Mortgage Rates & Bond Market Volatility
Mortgage rates have increased for the sixth consecutive week, reaching their highest levels since mid-July. Over the past week and a half, the bond market has been especially volatile due to recent inflation data, October’s non-farm payrolls report, the general election, and the latest FOMC meeting and interest rate decision. Uncertainty often fuels market volatility, and we’ve seen a lot of both recently.
Following the Fed’s decision last week to reduce the Fed Funds rate by 0.25% to a range of 4.50 – 4.75%, markets may calm down this week. This rate cut, the second in the current easing cycle, reflects the Fed’s stance that inflation is trending toward the 2% target. Chairman Powell acknowledged some cooling in the labor market, and further easing is expected in upcoming meetings. The Fed will base decisions on the latest economic data, with the next and final FOMC meeting of 2024 scheduled for December 18, where there’s a high probability of another 0.25% cut.
U.S. Presidential Election Impact
The recent U.S. Presidential election outcome has added some uncertainty to the economic outlook. Markets and the Fed must recalibrate expectations for growth, inflation, and fiscal policy. With Trump’s victory, investors now expect somewhat stronger economic growth, higher inflation, and larger deficits. While these factors could influence the Fed’s future policy, Powell noted that the election has not immediately impacted the FOMC’s decisions. The current environment of an accommodative Fed policy paired with potentially inflationary fiscal policies creates a balancing act for the markets. The Fed remains committed to ensuring a stable recovery while monitoring how fiscal changes could affect inflation and growth.

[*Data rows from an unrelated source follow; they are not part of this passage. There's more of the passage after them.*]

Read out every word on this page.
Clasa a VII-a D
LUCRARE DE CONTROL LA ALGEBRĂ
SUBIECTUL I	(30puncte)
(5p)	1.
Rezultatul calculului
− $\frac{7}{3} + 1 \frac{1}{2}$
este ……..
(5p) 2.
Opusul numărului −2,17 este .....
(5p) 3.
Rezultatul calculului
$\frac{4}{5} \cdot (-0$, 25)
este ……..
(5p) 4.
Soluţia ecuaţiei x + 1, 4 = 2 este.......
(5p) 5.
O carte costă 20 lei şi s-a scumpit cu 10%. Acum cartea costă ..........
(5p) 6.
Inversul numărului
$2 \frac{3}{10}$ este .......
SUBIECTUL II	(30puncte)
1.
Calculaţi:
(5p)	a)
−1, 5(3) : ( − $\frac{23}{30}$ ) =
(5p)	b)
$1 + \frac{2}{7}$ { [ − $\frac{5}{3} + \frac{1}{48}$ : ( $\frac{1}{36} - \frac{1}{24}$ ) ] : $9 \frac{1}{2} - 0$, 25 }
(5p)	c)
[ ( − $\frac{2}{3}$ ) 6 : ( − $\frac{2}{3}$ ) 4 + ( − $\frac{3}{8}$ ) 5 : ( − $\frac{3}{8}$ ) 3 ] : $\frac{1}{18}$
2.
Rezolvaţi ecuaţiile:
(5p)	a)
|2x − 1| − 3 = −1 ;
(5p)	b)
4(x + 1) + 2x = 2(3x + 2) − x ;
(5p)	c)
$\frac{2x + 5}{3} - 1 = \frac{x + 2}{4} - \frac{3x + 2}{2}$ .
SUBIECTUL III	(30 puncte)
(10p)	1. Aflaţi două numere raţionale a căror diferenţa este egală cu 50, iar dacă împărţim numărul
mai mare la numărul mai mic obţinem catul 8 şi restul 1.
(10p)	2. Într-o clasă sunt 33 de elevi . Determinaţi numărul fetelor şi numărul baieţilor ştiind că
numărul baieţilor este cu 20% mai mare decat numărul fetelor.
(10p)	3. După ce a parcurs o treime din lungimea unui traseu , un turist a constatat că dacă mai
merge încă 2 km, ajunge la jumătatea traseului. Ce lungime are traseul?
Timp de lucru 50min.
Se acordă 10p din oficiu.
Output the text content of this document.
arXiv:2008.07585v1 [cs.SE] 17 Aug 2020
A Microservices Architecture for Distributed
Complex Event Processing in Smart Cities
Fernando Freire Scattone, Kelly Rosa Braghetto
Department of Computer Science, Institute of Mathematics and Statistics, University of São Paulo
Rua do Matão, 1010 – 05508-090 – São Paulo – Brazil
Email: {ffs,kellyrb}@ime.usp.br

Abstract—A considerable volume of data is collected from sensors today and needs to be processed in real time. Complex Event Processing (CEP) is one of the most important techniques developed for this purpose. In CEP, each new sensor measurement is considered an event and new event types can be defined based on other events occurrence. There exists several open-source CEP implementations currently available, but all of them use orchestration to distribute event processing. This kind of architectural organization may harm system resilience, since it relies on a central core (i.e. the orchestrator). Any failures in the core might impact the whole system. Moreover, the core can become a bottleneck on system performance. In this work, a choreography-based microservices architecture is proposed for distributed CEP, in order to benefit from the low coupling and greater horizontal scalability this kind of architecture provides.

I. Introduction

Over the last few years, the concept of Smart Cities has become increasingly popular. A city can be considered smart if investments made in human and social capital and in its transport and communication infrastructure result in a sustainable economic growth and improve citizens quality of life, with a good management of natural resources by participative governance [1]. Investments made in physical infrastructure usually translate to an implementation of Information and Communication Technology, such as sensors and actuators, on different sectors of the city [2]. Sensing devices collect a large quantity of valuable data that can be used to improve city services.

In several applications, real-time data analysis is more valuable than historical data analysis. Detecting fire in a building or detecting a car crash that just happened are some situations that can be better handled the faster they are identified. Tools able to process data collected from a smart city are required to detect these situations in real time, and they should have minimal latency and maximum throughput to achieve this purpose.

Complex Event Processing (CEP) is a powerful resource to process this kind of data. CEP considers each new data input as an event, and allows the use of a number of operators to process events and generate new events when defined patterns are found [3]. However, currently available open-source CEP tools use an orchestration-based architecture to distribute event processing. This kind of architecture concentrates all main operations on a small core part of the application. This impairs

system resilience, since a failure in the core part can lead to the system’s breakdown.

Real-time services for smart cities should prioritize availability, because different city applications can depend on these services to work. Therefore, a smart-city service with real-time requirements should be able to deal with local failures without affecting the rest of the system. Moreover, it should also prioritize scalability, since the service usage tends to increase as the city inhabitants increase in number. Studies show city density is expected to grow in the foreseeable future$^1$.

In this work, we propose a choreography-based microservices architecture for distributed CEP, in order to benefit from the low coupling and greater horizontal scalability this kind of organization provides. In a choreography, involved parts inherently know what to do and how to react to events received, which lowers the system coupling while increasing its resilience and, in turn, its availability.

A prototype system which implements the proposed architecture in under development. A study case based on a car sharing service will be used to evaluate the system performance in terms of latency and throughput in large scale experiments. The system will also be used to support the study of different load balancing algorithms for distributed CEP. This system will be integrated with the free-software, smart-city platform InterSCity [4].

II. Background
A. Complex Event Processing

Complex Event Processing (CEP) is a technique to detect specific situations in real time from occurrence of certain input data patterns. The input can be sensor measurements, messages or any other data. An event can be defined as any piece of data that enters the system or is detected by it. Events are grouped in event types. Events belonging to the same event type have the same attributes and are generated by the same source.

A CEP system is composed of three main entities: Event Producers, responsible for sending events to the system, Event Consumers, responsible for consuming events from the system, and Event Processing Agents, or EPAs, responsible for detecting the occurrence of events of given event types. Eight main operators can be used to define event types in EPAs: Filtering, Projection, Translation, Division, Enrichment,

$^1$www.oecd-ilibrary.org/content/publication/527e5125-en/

Upcoming Economic Data & Market Outlook
The bond market is closed today for Veteran’s Day, but the week ahead remains busy. Key releases include fresh inflation data (CPI on Wednesday and PPI on Thursday), U.S. Retail Sales data for October on Friday, and several Fed speaking engagements throughout the week. While we anticipate less volatility than in recent weeks, the incoming data and ongoing uncertainties could still lead to notable market swings.